Dramatic challenges face human civilization everywhere. Relations between human beings and their environment are in peril, with mounting threats to both biological diversity of life on earth and cultural diversity of human communities. The peoples of the Circumpolar Arctic are at the forefront of these challenges and lead the way in seeking meaningful responses.
In Biocultural Diversity and Indigenous Ways of Knowing, Karim-Aly Kassam positions the Arctic and sub-Arctic as a homeland rather than simply as a frontier for resource exploitation. Kassam aims to empirically and theoretically illustrate the synthesis between the cultural and the biological, using human ecology as a conceptual and analytical lens. Drawing on research carried out in partnership with indigenous northern communities, three case studies illustrate that subsistence hunting and gathering are not relics of an earlier era but rather remain essential to both cultural diversity and to human survival.
This book deals with contemporary issues such as climate change, Indigenous knowledge, and the impact of natural resource extraction.
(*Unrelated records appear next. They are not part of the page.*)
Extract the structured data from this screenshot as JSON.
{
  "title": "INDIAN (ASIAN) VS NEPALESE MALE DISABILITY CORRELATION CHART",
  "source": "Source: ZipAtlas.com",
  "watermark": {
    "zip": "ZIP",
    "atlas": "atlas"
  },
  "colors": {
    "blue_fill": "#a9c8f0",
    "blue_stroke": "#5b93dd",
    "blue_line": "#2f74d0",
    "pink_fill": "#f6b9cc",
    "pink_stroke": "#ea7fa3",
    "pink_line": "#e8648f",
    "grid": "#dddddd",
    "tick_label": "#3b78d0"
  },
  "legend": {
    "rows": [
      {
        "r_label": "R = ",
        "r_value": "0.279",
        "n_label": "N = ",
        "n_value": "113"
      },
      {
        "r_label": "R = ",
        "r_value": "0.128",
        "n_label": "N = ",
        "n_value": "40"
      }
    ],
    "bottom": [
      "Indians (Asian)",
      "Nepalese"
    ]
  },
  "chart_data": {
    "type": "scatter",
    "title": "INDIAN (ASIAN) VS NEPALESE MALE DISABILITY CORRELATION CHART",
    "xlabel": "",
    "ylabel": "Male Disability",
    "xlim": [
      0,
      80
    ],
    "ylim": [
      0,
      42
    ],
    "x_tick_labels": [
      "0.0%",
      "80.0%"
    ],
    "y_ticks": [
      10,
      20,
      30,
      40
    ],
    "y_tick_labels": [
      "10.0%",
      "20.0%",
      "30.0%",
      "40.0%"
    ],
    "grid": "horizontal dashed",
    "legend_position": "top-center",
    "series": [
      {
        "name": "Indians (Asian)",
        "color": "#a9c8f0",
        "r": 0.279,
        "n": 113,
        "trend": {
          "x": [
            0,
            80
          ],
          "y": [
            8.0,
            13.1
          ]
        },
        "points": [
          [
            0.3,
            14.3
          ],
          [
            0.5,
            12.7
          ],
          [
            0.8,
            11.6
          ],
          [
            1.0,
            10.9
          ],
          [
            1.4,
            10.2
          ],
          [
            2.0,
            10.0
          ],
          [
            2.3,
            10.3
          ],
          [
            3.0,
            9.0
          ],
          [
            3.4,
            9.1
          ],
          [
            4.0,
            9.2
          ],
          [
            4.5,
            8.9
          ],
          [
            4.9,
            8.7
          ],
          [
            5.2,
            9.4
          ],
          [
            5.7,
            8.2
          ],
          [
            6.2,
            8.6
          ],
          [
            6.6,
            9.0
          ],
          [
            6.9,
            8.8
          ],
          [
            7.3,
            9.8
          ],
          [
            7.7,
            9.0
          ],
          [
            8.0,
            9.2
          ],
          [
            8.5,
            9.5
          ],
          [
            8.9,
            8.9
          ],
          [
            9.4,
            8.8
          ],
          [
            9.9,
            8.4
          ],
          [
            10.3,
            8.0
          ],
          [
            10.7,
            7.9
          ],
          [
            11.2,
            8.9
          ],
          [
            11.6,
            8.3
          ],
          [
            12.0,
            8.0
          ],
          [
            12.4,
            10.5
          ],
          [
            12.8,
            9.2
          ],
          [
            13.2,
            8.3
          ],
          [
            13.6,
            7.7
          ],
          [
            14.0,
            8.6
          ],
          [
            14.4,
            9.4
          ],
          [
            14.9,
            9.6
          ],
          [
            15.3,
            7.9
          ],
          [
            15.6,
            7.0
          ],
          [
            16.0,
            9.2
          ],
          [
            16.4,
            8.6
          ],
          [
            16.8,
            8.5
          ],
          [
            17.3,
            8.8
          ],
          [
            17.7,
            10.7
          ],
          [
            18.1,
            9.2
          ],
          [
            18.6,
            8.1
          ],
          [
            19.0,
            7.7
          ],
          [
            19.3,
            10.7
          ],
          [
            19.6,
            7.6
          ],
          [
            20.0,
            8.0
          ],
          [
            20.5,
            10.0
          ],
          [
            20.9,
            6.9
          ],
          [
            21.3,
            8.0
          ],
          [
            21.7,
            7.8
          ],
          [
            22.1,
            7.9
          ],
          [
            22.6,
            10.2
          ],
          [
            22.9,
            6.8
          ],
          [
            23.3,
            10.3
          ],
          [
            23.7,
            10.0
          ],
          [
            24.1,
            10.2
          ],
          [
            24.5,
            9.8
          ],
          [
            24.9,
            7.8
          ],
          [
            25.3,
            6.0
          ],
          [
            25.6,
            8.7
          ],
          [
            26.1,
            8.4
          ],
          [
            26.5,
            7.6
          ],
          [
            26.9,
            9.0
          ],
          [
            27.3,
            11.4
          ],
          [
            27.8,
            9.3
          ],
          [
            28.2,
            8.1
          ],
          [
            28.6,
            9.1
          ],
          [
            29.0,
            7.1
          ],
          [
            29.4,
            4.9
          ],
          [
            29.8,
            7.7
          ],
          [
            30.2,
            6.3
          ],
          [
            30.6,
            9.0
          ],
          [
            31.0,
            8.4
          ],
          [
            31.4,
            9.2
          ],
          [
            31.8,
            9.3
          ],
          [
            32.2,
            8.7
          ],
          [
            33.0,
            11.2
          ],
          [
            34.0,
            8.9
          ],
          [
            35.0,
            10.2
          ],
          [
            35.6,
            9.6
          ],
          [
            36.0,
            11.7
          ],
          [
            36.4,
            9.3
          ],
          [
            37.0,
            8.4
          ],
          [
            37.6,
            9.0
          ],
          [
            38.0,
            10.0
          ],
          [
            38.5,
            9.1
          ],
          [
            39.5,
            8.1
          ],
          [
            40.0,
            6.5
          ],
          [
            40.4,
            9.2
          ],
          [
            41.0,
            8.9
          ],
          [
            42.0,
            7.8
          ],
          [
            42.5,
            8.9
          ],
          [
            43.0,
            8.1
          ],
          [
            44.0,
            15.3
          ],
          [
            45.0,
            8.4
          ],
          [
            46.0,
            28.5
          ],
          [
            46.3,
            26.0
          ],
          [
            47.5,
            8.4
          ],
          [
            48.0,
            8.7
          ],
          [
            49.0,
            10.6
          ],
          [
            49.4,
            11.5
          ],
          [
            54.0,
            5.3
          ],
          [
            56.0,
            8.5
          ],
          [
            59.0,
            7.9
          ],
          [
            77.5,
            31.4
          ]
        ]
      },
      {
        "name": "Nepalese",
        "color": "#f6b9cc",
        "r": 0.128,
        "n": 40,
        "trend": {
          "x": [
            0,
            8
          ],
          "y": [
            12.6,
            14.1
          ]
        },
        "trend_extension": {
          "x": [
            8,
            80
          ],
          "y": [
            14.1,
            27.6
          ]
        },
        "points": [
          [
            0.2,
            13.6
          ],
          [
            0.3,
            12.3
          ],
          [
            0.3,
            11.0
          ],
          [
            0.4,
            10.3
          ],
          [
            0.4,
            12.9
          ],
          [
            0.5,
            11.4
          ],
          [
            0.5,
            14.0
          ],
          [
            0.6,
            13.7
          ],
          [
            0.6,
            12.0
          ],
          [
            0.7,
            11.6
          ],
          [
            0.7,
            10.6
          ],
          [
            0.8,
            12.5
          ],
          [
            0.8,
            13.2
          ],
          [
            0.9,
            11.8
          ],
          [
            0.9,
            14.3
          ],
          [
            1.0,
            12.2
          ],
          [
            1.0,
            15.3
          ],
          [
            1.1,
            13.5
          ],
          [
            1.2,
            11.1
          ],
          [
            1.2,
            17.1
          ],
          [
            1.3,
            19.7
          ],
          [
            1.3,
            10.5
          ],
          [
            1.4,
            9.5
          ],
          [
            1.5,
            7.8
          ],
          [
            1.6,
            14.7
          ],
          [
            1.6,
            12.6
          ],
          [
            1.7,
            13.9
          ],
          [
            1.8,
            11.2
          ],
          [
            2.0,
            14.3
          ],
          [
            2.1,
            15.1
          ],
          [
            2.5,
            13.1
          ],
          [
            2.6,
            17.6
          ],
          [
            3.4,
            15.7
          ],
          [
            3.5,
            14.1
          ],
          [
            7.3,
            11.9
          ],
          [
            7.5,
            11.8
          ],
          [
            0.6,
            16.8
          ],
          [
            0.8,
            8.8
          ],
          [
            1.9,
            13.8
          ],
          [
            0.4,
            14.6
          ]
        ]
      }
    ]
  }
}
It is a narrative of community-based research, in the service of the communities for the benefit of the communities. It provides resource-based industry, policy makers, and students with an alternative way of engaging indigenous communities and transforming our perspective on conservation of ecological and cultural diversity.
Karim-Aly Kassam has been working with the peoples of the Arctic for over fifteen years. His research focuses on the complex connectivity of human and environmental relations, addressing indigenous ways of knowing, sustainable development, and climate change. In partnership with indigenous communities, he has conducted research in the Alaskan, Canadian, and Russian Arctic and sub-Arctic; the Pamir Mountains in Afghanistan and Tajikistan; and the forests in the south of India. Dr. Kassam is International Associate Professor of Environmental and Indigenous Studies at Cornell University.